Experimental Methods

Generating Adversarial Perturbations for a Single Image

• The l ∞ Attack
• The l 2 Attack
• The l 0 attack

If our goal is to minimize rather than maximize life expectancy, the goal becomes minimization rather than maximization. To minimize the predicted age, the only difference is to change the value of one pixel in each iteration to make the prediction smaller instead of larger.

Generating Adversarial Perturbations for a Batch of Images

Results

Conventional Deep Neural Networks are Fragile to Adversarial Pertur-

As we can see from the illustration (pictures in the left column of the figure), we can cause the conventional DNN to predict age as 80 (rather than 19) by any of the three ways of quantifying disorder, with all three brain images looking similar indistinguishable from the original (in Figure 6.1(a)). A more systematic analysis in Figure 6.3 (plots in the right column) shows that age can be boosted by nearly 70 years on average by adding perturbation of magnitude <0.002 (for the normalized image) to any of the three measures.
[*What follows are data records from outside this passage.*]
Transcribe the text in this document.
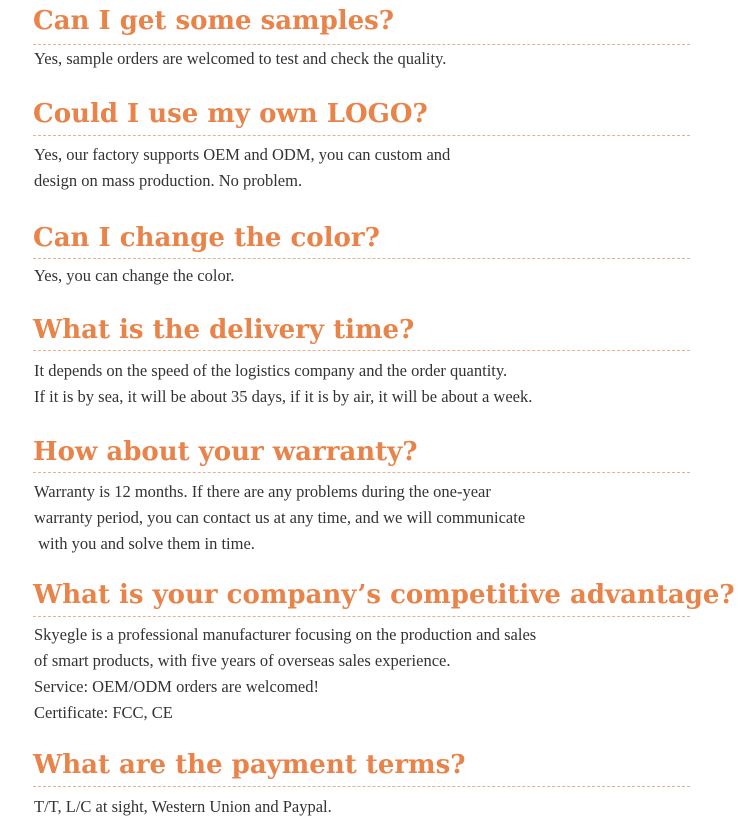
Can I get some samples?
Yes, sample orders are welcomed to test and check the quality.
Could I use my own LOGO?
Yes, our factory supports OEM and ODM, you can custom and
design on mass production. No problem.
Can I change the color?
Yes, you can change the color.
What is the delivery time?
It depends on the speed of the logistics company and the order quantity.
If it is by sea, it will be about 35 days, if it is by air, it will be about a week.
How about your warranty?
Warranty is 12 months. If there are any problems during the one-year
warranty period, you can contact us at any time, and we will communicate
with you and solve them in time.
What is your company’s competitive advantage?
Skyegle is a professional manufacturer focusing on the production and sales
of smart products, with five years of overseas sales experience.
Service: OEM/ODM orders are welcomed!
Certificate: FCC, CE
What are the payment terms?
T/T, L/C at sight, Western Union and Paypal.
A Single Adversarial Perturbation Works for Large Batches of Images . 74

The images in the left column show the results of the adversarial perturbations in the image of the 19-year-old subject in Fig. 6.1(a), using each of our three criteria for limiting the size of the perturbations. Consider Figure 6.6, which presents a systematic analysis of the impact of adversarial perturbations on a context-aware model.1 The difference with a conventional DNN is obvious: in each case, the impact of the attack is significantly reduced, often by several factors.

Figure 6.3: The adversarial perturbations that aim to maximize age. Images in the left col- col-umn display the results of adversarial perturbations to the image of a 19-year-old subject in Figure 6.1(a), using each of our three criteria for limiting the m

Discussion

However, our results also suggest that a way to address the fragility of deep learning models is to incorporate domain knowledge and more traditional multi-atlas image segmentation techniques. In this dissertation, I mainly focus on improving the automatic quantification of MS lesions using deep learning models.

Summary of Contributions

The techniques developed in this thesis also have the potential to be applied to other medical imaging research. Further, I believe that many deep-learning-based medical image models with multimodal input are able to generalize to unseen domains by combining strong data augmentation and modality dropout.

Future Work

Cortical Lesions Segmentation

Ground truth markers of cortical lesions will be characterized using postmortem 7T MRI and postmortem histopathology, which are considered the “gold standard”. When segmenting 3T images, 7T scans will be used to resolve ambiguity, but invisible lesions in 3T will not be flagged.

Lesion Inpainting Independent of Segmentation

A self-adaptive network for segmentation of multiple sclerosis lesions based on multi-contrast MRI with different image sequences”. OASIS is automated statistical inference for segmentation, with applications to segmentation of multiple sclerosis lesions in MRI”.